Like many other fairy tale villains, Orlok's undoing is fairly simple too. That ending is another reason for Eggers' love of "Nosferatu."

The ending of Nosferatu empowers the vampire's prey

Spoilers for "Nosferatu" (2024) ahead.

In both Murnau and Eggers' "Nosferatu," Orlok is captivated by Ellen Hutter, just as Dracula was with Mina Harker. In both films, Ellen defeats the vampire by luring him to her bedroom, keeping him so busy feasting on her blood that he doesn't see the sun rising to smite him. Ellen dies, but so does Orlok, and the plague he brought is lifted. Compare that to Stoker's "Dracula," where Harker, Van Helsing, and co. hunt down Dracula, stabbing and decapitating him.

In the aforementioned Screen Rant interview, Eggers added that Ellen's sacrifice gives the story extra power for him:

"Something that I really loved about the Murnau film is that it ends with the female protagonist being the heroine.
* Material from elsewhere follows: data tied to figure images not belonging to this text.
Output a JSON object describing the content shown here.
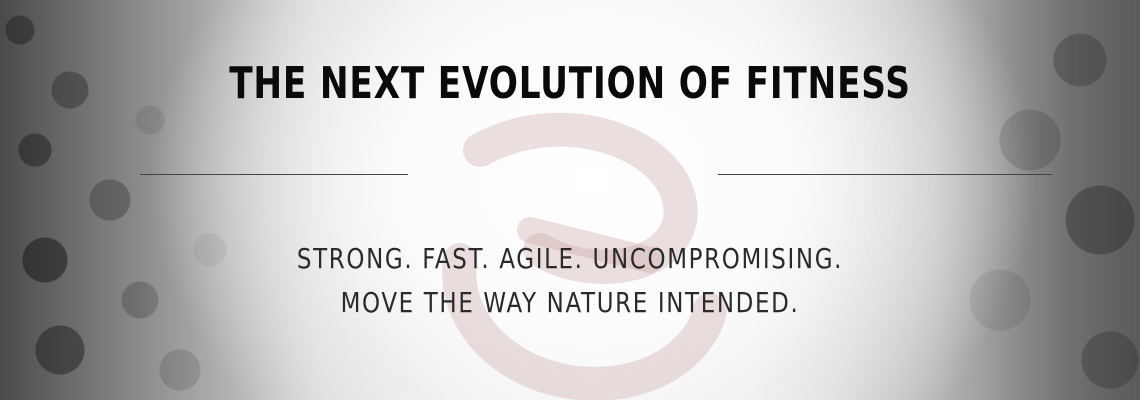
{
  "hero": {
    "headline": "THE NEXT EVOLUTION OF FITNESS",
    "tagline_line1": "STRONG. FAST. AGILE. UNCOMPROMISING.",
    "tagline_line2": "MOVE THE WAY NATURE INTENDED.",
    "watermark_icon": "swirl-logo-icon",
    "colors": {
      "text": "#0a0a0a",
      "subtext": "#2a2a2a",
      "divider": "#444444",
      "watermark": "#c9a3a3"
    }
  }
}
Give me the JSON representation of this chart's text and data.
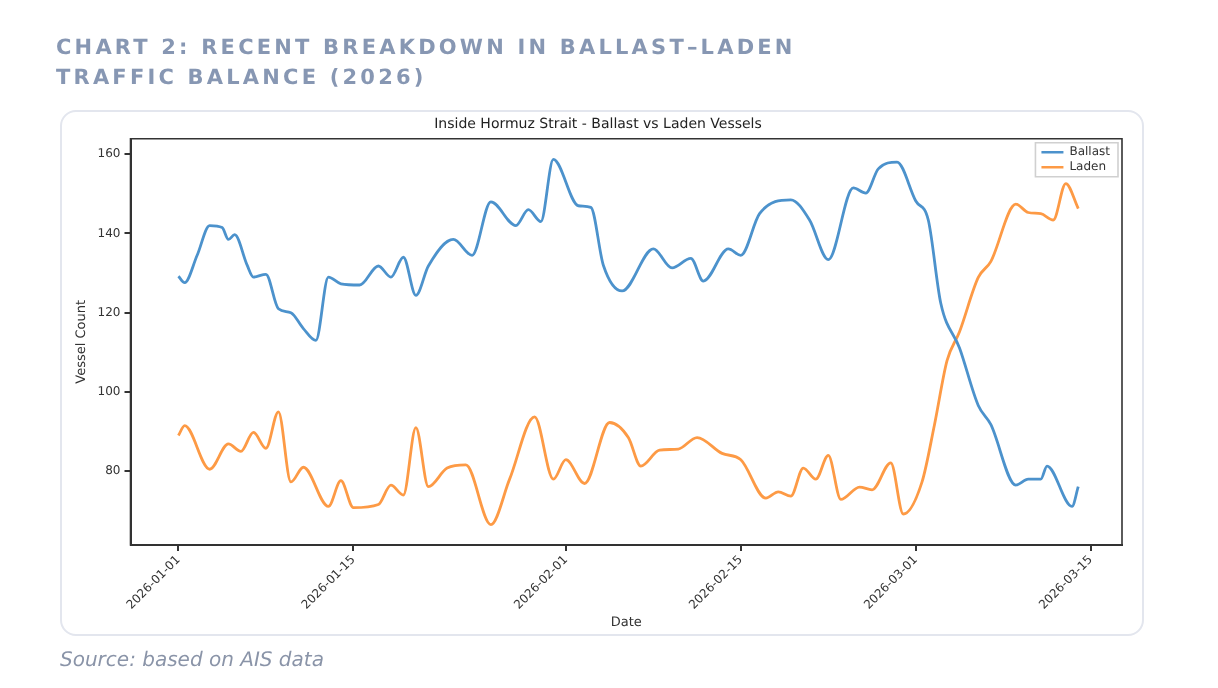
{
  "chart_data": {
    "type": "line",
    "title": "CHART 2: RECENT BREAKDOWN IN BALLAST–LADEN TRAFFIC BALANCE (2026)",
    "subtitle": "Inside Hormuz Strait - Ballast vs Laden Vessels",
    "xlabel": "Date",
    "ylabel": "Vessel Count",
    "xlim": [
      "2025-12-28T04:00",
      "2026-03-17T12:00"
    ],
    "xticks": [
      "2026-01-01",
      "2026-01-15",
      "2026-02-01",
      "2026-02-15",
      "2026-03-01",
      "2026-03-15"
    ],
    "ylim": [
      61.4,
      163.9
    ],
    "yticks": [
      80,
      100,
      120,
      140,
      160
    ],
    "grid": false,
    "legend": "top right",
    "marker": "none",
    "line_style": "solid",
    "series": [
      {
        "name": "Ballast",
        "color": "#4c92cc",
        "x": [
          "2026-01-01",
          "2026-01-01T12:00",
          "2026-01-02T12:00",
          "2026-01-03T12:00",
          "2026-01-04T12:00",
          "2026-01-05",
          "2026-01-05T12:00",
          "2026-01-06T12:00",
          "2026-01-07",
          "2026-01-08",
          "2026-01-09",
          "2026-01-10",
          "2026-01-11",
          "2026-01-12",
          "2026-01-13",
          "2026-01-14",
          "2026-01-15T12:00",
          "2026-01-17",
          "2026-01-18",
          "2026-01-19",
          "2026-01-20",
          "2026-01-21",
          "2026-01-23",
          "2026-01-24T12:00",
          "2026-01-26",
          "2026-01-28",
          "2026-01-29",
          "2026-01-30",
          "2026-01-31",
          "2026-02-02",
          "2026-02-03",
          "2026-02-04",
          "2026-02-05T12:00",
          "2026-02-08",
          "2026-02-09T12:00",
          "2026-02-11",
          "2026-02-12",
          "2026-02-14",
          "2026-02-15",
          "2026-02-16T12:00",
          "2026-02-19",
          "2026-02-20T12:00",
          "2026-02-22",
          "2026-02-24",
          "2026-02-25",
          "2026-02-26",
          "2026-02-27T12:00",
          "2026-03-01",
          "2026-03-02",
          "2026-03-03",
          "2026-03-04T12:00",
          "2026-03-06",
          "2026-03-07",
          "2026-03-09",
          "2026-03-10",
          "2026-03-11",
          "2026-03-11T12:00",
          "2026-03-13T12:00",
          "2026-03-14"
        ],
        "values": [
          129.2,
          127.6,
          134.5,
          142,
          141.5,
          138.5,
          139.7,
          132,
          129,
          129.7,
          121,
          120,
          116,
          113,
          129,
          127.3,
          127,
          131.8,
          129,
          134,
          124.4,
          131.8,
          138.5,
          134.5,
          148,
          142,
          146,
          143,
          158.7,
          147,
          146.6,
          132,
          125.5,
          136.1,
          131.3,
          133.7,
          128,
          136.1,
          134.5,
          145,
          148.5,
          143.4,
          133.4,
          151.5,
          150.2,
          156.3,
          158,
          148.2,
          143.4,
          122.4,
          111.1,
          96.6,
          91.8,
          76.5,
          78,
          78,
          81.3,
          71.1,
          76.1
        ]
      },
      {
        "name": "Laden",
        "color": "#fd9a45",
        "x": [
          "2026-01-01",
          "2026-01-01T12:00",
          "2026-01-03T12:00",
          "2026-01-05",
          "2026-01-06",
          "2026-01-07",
          "2026-01-08",
          "2026-01-09",
          "2026-01-10",
          "2026-01-11",
          "2026-01-13",
          "2026-01-14",
          "2026-01-15",
          "2026-01-17",
          "2026-01-18",
          "2026-01-19",
          "2026-01-20",
          "2026-01-21",
          "2026-01-22T12:00",
          "2026-01-24",
          "2026-01-26",
          "2026-01-27T12:00",
          "2026-01-29T12:00",
          "2026-01-31",
          "2026-02-01",
          "2026-02-02T12:00",
          "2026-02-04T12:00",
          "2026-02-06",
          "2026-02-07",
          "2026-02-08T12:00",
          "2026-02-10",
          "2026-02-11T12:00",
          "2026-02-13T12:00",
          "2026-02-15",
          "2026-02-17",
          "2026-02-18",
          "2026-02-19",
          "2026-02-20",
          "2026-02-21",
          "2026-02-22",
          "2026-02-23",
          "2026-02-24T12:00",
          "2026-02-25T12:00",
          "2026-02-27",
          "2026-02-28",
          "2026-03-01T12:00",
          "2026-03-02T12:00",
          "2026-03-03T12:00",
          "2026-03-04T12:00",
          "2026-03-06",
          "2026-03-07",
          "2026-03-09",
          "2026-03-10",
          "2026-03-11",
          "2026-03-12",
          "2026-03-13",
          "2026-03-14"
        ],
        "values": [
          89,
          91.5,
          80.5,
          86.9,
          85,
          89.8,
          85.8,
          95,
          77.3,
          81,
          71.1,
          77.6,
          70.8,
          71.6,
          76.5,
          74,
          91,
          76.1,
          80.8,
          81.6,
          66.5,
          78,
          93.7,
          78,
          82.9,
          76.9,
          92.3,
          88.5,
          81.3,
          85.3,
          85.6,
          88.5,
          84.5,
          82.9,
          73.2,
          74.8,
          73.7,
          80.8,
          78,
          84,
          72.9,
          76,
          75.3,
          82.1,
          69.2,
          77.3,
          91.8,
          107.9,
          115.2,
          128.9,
          132.9,
          147.4,
          145.3,
          145,
          143.4,
          152.6,
          146.3
        ]
      }
    ],
    "annotations": [
      "Source: based on AIS data"
    ]
  }
}
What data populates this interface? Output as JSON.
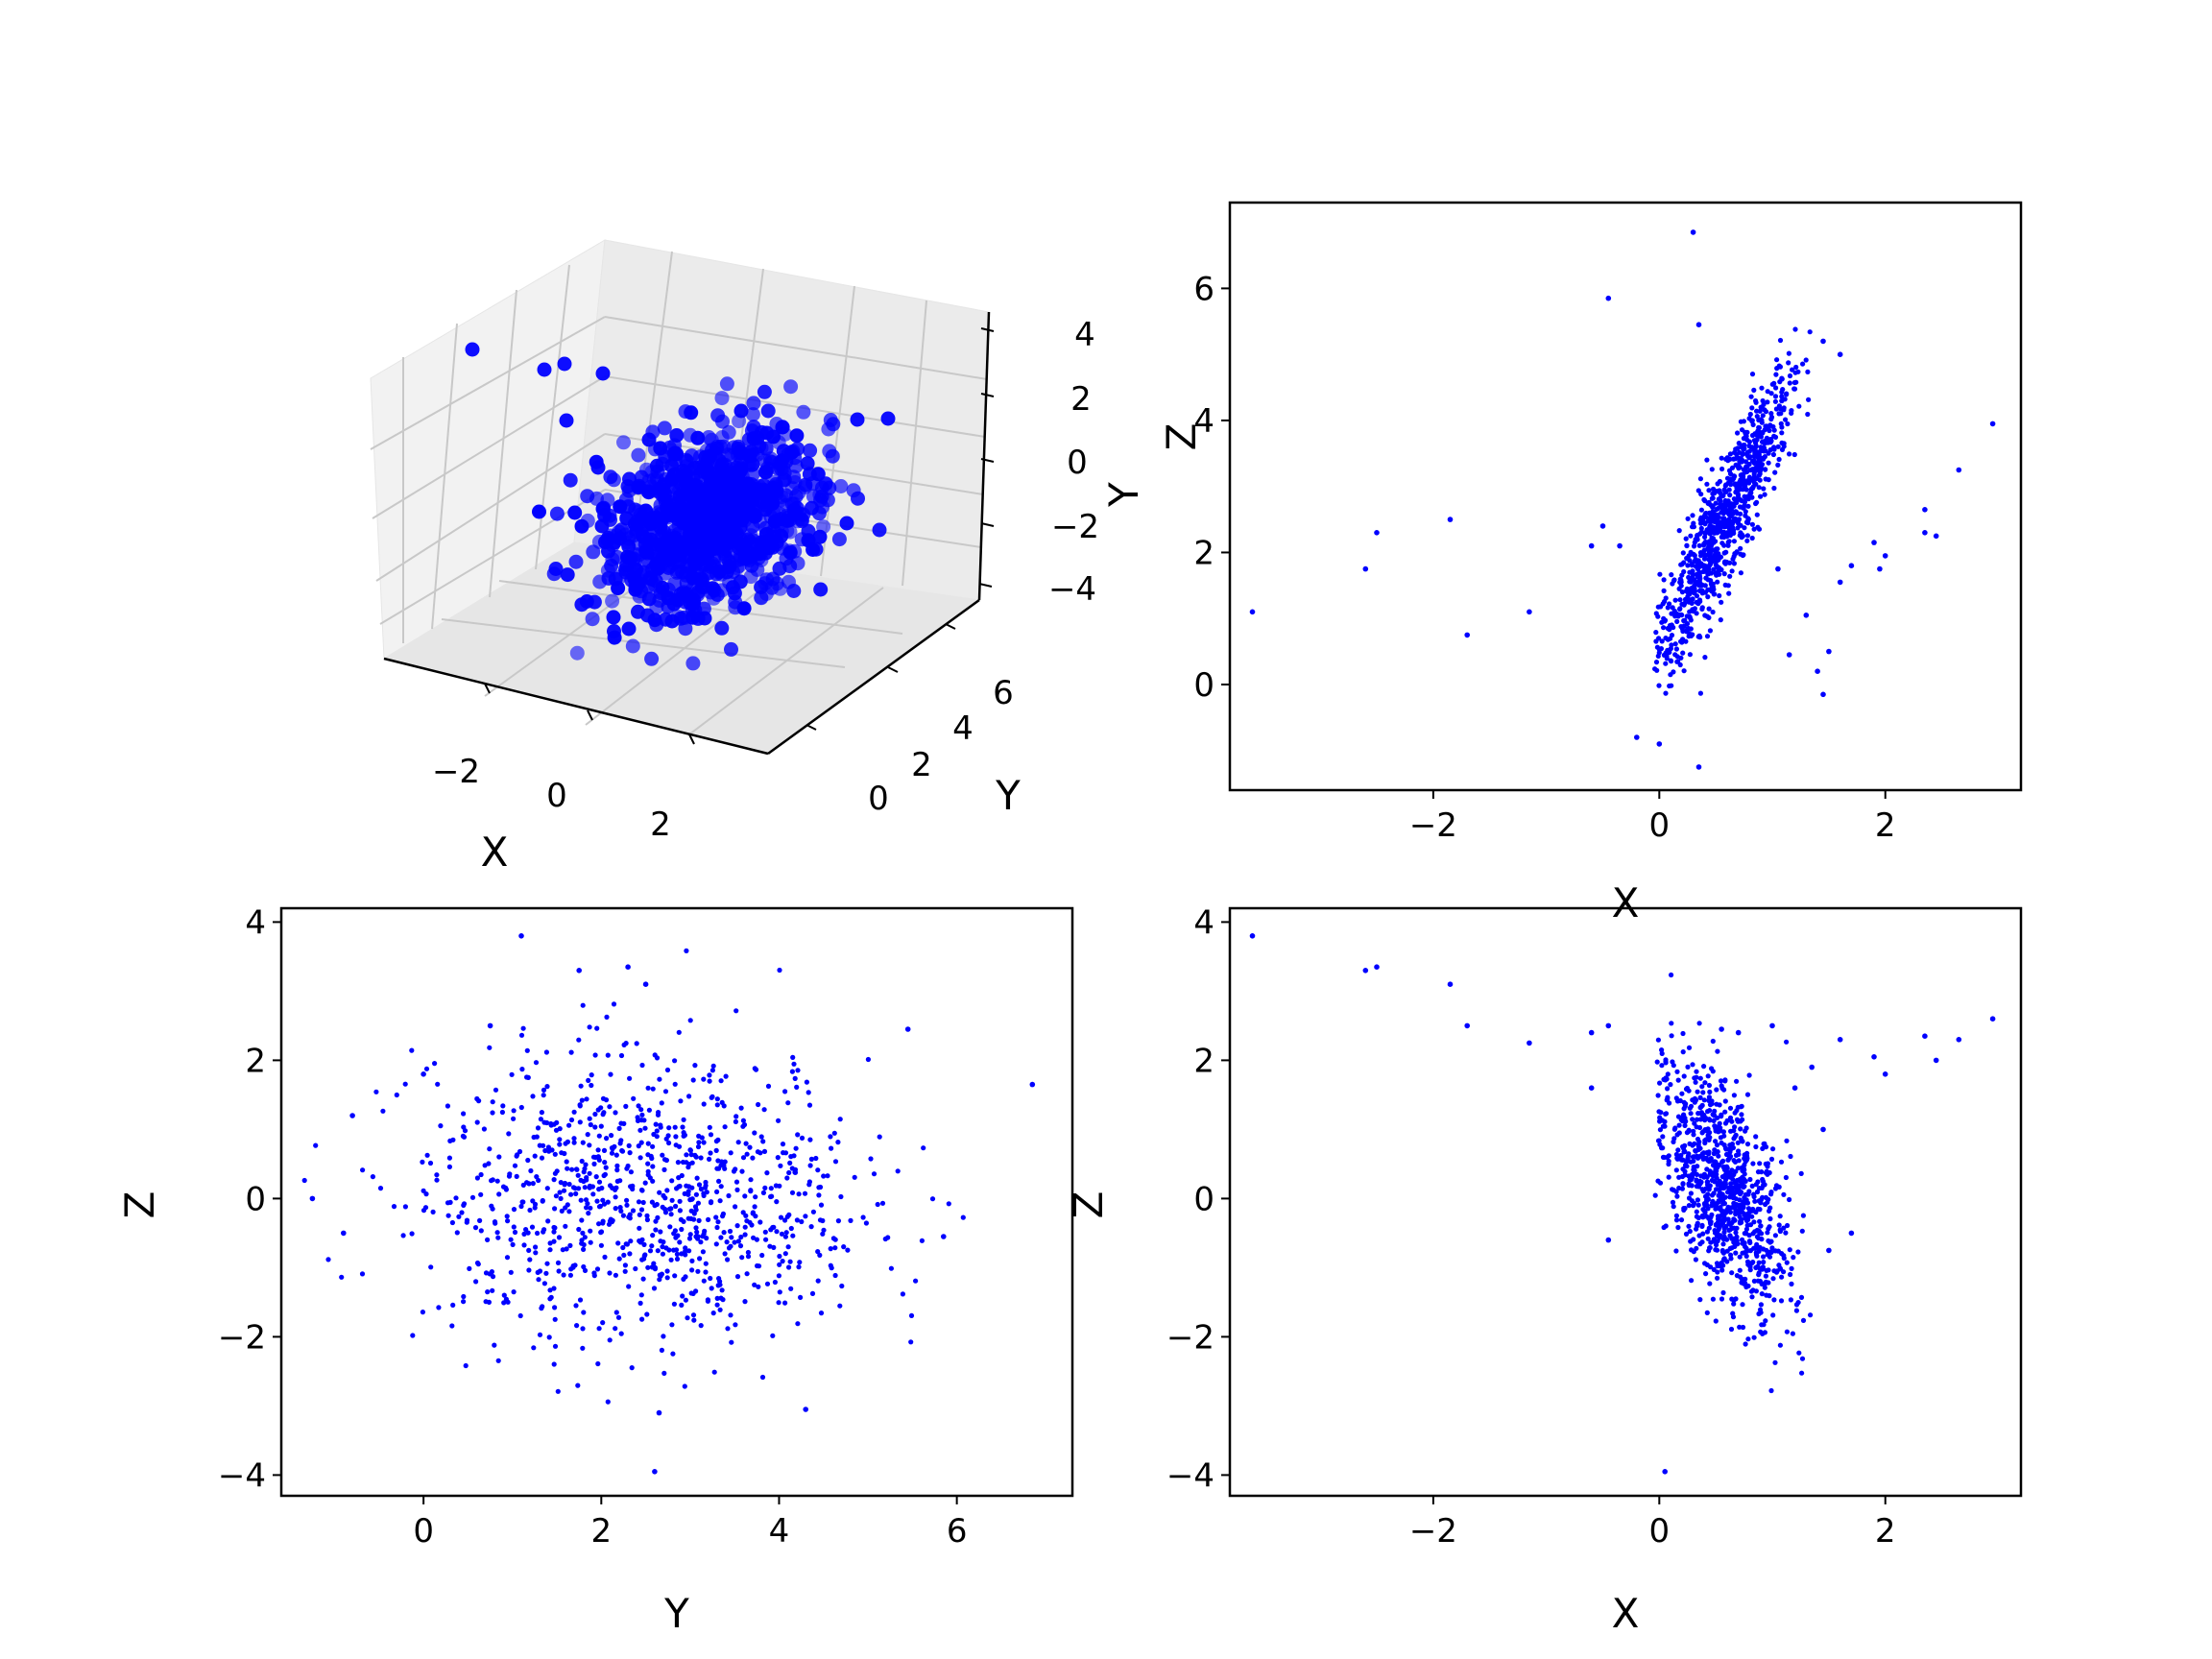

I thought that it would be potentially more exciting if the whole film is told through her eyes, because it had the potential to be more emotionally and psychologically complex than an adventure story about a real estate agent. As much as it is a scary horror movie — and it is, there's even jump scares — it is a gothic romance, and it's a tale of love and a tale of obsession."

Francis Ford Coppola's extravagant "Dracula" made the Count (Gary Oldman) and Mina (Winona Ryder) into genuine, reciprocated lovers — Mina was the reincarnation of Dracula's lost love, Elisabeta, you see. Eggers' "Nosferatu" similarly gives Orlok and Ellen a history, but not a truly romantic one. 

In keeping with Eggers' comments on centering the film around Ellen, the nouveau "Nosferatu" opens during her childhood. Ellen, her face barely peeking out of the darkness, is praying for a companion to ease her troubles; Orlok answers her call as a Bad Samaritan, amplifying her melancholy rather than curing it. As Ellen explains later, she only cast out Orlok when she met her true love, Thomas, but Orlok never forgot her. Thomas Hutter isn't summoned to Orlok's castle by chance; no, the vampire wants him dead so he might reclaim Ellen.

The ending of Eggers' "Nosferatu" hits the same beats as Murnau, but as Roxana Hadadi wrote at Vulture, it gains new power as a woman destroying her abuser by owning her sexuality. Depp, at least, found Ellen to be an "incredibly empowering" character to play (via Deadline):

"Ellen's perspective is one that we've never gotten to see in such a central way as this one, and Rob made the deliberate choice to make Ellen's perspective the central one. And we see the story really unfold through her eyes, which I think was such a beautiful thing, and was an honor for me to play."

I love Coppola's "Dracula" and all its romantic passion, so I'm not saying Eggers' approach is inherently better. But when a story is over 100 years old, you've got to try something different each time you retell it. Eggers' didn't call the movie "Dracula," but his "Nosferatu" is an effective merging of the two modern, competing characterizations of the vampire: a monstrous predator and an obsessive lover.

"Nosferatu" is now playing in theaters.